Business sector wants more liberalization of 2010 Investment Priorities Plan
Stakeholders have asked the Board of Investments to further liberalize the listing of the 2010 Investment Priorities Plan (IPP) including the reduction of the $300 million investments hurdle for strategic industries to $150 million or $100 million, expansion of the list to include existing players like cement and retention of those intended already for delisting like the vertical mass housing.
These issues were raised at Monday’s public hearing for the proposed 2010 IPP, an annual list of priority economic activities that are entitled to government tax and fiscal incentives.
On the $300 million investments hurdle for investments under strategic industries, Elmer SanPascual, director of the Philippine Economic Zone Authority (PEZA) has proposed to halve the requirement to $150 million or $100 million to allow more compamies to qualify.
“A P15 billion investment requirement is limiting but if we can lower this to P10 billion or P5 billion we can have wider coverage and encourage more investment inflow opportunities,” said San Pascual.

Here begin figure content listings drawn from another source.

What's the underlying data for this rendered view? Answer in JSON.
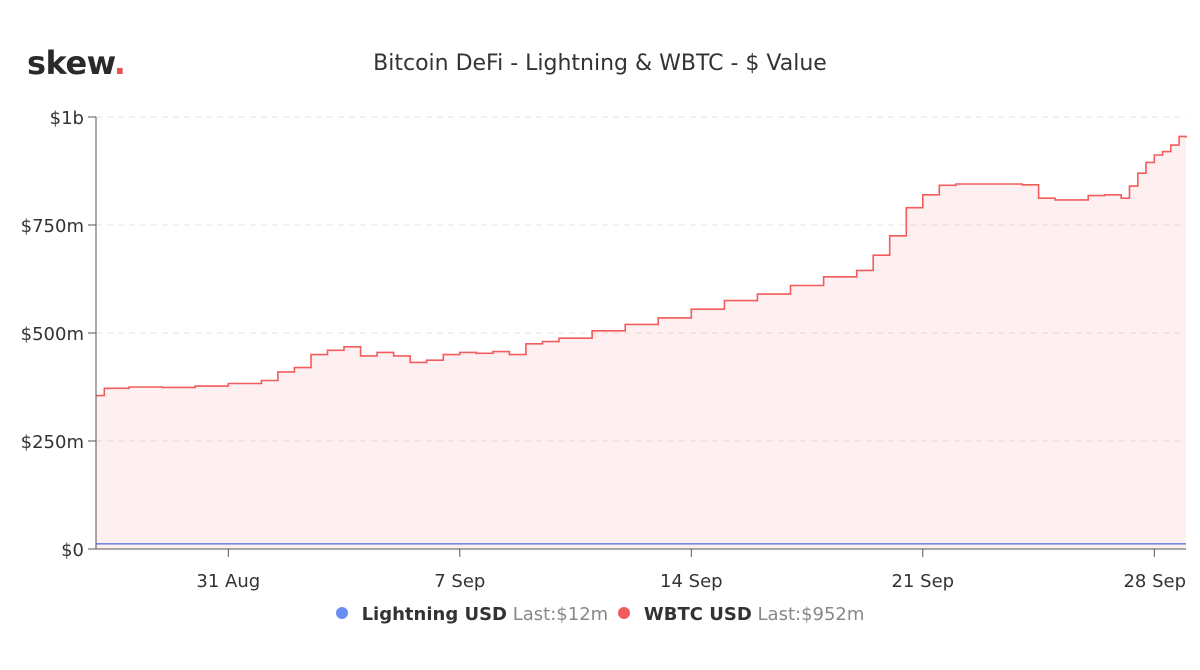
{
  "brand": {
    "logo_text": "skew",
    "logo_dot": ".",
    "accent_color": "#e8534f"
  },
  "chart_data": {
    "type": "area",
    "title": "Bitcoin DeFi - Lightning & WBTC - $ Value",
    "xlabel": "",
    "ylabel": "",
    "x_range": [
      "2020-08-27",
      "2020-09-28"
    ],
    "ylim": [
      0,
      1000000000
    ],
    "y_ticks": [
      {
        "value": 0,
        "label": "$0"
      },
      {
        "value": 250000000,
        "label": "$250m"
      },
      {
        "value": 500000000,
        "label": "$500m"
      },
      {
        "value": 750000000,
        "label": "$750m"
      },
      {
        "value": 1000000000,
        "label": "$1b"
      }
    ],
    "x_ticks": [
      {
        "date": "2020-08-31",
        "label": "31 Aug"
      },
      {
        "date": "2020-09-07",
        "label": "7 Sep"
      },
      {
        "date": "2020-09-14",
        "label": "14 Sep"
      },
      {
        "date": "2020-09-21",
        "label": "21 Sep"
      },
      {
        "date": "2020-09-28",
        "label": "28 Sep"
      }
    ],
    "grid": "horizontal-dashed",
    "legend_position": "bottom-center",
    "series": [
      {
        "name": "Lightning USD",
        "last_label": "Last:",
        "last_value": "$12m",
        "color": "#6b8ff0",
        "fill": false,
        "points": [
          [
            "2020-08-27",
            12000000
          ],
          [
            "2020-09-28",
            12000000
          ]
        ]
      },
      {
        "name": "WBTC USD",
        "last_label": "Last:",
        "last_value": "$952m",
        "color": "#f25c5c",
        "fill": true,
        "points": [
          [
            "2020-08-27",
            355000000
          ],
          [
            "2020-08-27T06",
            372000000
          ],
          [
            "2020-08-28",
            375000000
          ],
          [
            "2020-08-29",
            374000000
          ],
          [
            "2020-08-30",
            377000000
          ],
          [
            "2020-08-31",
            383000000
          ],
          [
            "2020-09-01",
            390000000
          ],
          [
            "2020-09-01T12",
            410000000
          ],
          [
            "2020-09-02",
            420000000
          ],
          [
            "2020-09-02T12",
            450000000
          ],
          [
            "2020-09-03",
            460000000
          ],
          [
            "2020-09-03T12",
            468000000
          ],
          [
            "2020-09-04",
            447000000
          ],
          [
            "2020-09-04T12",
            455000000
          ],
          [
            "2020-09-05",
            447000000
          ],
          [
            "2020-09-05T12",
            432000000
          ],
          [
            "2020-09-06",
            437000000
          ],
          [
            "2020-09-06T12",
            450000000
          ],
          [
            "2020-09-07",
            455000000
          ],
          [
            "2020-09-07T12",
            453000000
          ],
          [
            "2020-09-08",
            457000000
          ],
          [
            "2020-09-08T12",
            450000000
          ],
          [
            "2020-09-09",
            475000000
          ],
          [
            "2020-09-09T12",
            480000000
          ],
          [
            "2020-09-10",
            488000000
          ],
          [
            "2020-09-11",
            505000000
          ],
          [
            "2020-09-12",
            520000000
          ],
          [
            "2020-09-13",
            535000000
          ],
          [
            "2020-09-14",
            555000000
          ],
          [
            "2020-09-15",
            575000000
          ],
          [
            "2020-09-16",
            590000000
          ],
          [
            "2020-09-17",
            610000000
          ],
          [
            "2020-09-18",
            630000000
          ],
          [
            "2020-09-19",
            645000000
          ],
          [
            "2020-09-19T12",
            680000000
          ],
          [
            "2020-09-20",
            725000000
          ],
          [
            "2020-09-20T12",
            790000000
          ],
          [
            "2020-09-21",
            820000000
          ],
          [
            "2020-09-21T12",
            842000000
          ],
          [
            "2020-09-22",
            845000000
          ],
          [
            "2020-09-23",
            845000000
          ],
          [
            "2020-09-24",
            843000000
          ],
          [
            "2020-09-24T12",
            812000000
          ],
          [
            "2020-09-25",
            808000000
          ],
          [
            "2020-09-26",
            818000000
          ],
          [
            "2020-09-26T12",
            820000000
          ],
          [
            "2020-09-27",
            812000000
          ],
          [
            "2020-09-27T06",
            840000000
          ],
          [
            "2020-09-27T12",
            870000000
          ],
          [
            "2020-09-27T18",
            895000000
          ],
          [
            "2020-09-28",
            912000000
          ],
          [
            "2020-09-28T06",
            920000000
          ],
          [
            "2020-09-28T12",
            935000000
          ],
          [
            "2020-09-28T18",
            955000000
          ],
          [
            "2020-09-28T23",
            952000000
          ]
        ]
      }
    ]
  }
}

There are also three conditions set under the strategic industries which the industry players want liberalized aside from the investments hurdle. These are employment generation of at least 1,000, use of new or internationally accepted high level of technology, and creation of value-added.
“We should liberalize rather than be more stringent,” an industry player said.
BoI executive director Raul V. Angeles, however, explained that the intention is to restrict the listing under the “Strategic Industries” because those that cannot meet the conditions under this heading can register under the specific listing.
Projects under the “Strategic Industries” heading covers major projects of global companies intended to be located only in one country as a regional hub where the Philippines is one of the short-listed countries for investment location.
The granting of incentives under this heading would be discretionary in nature and will be approved upon determination by the Board and in consultation with the Department of Finance, National Economic and Development Authority and other appropriate government agencies.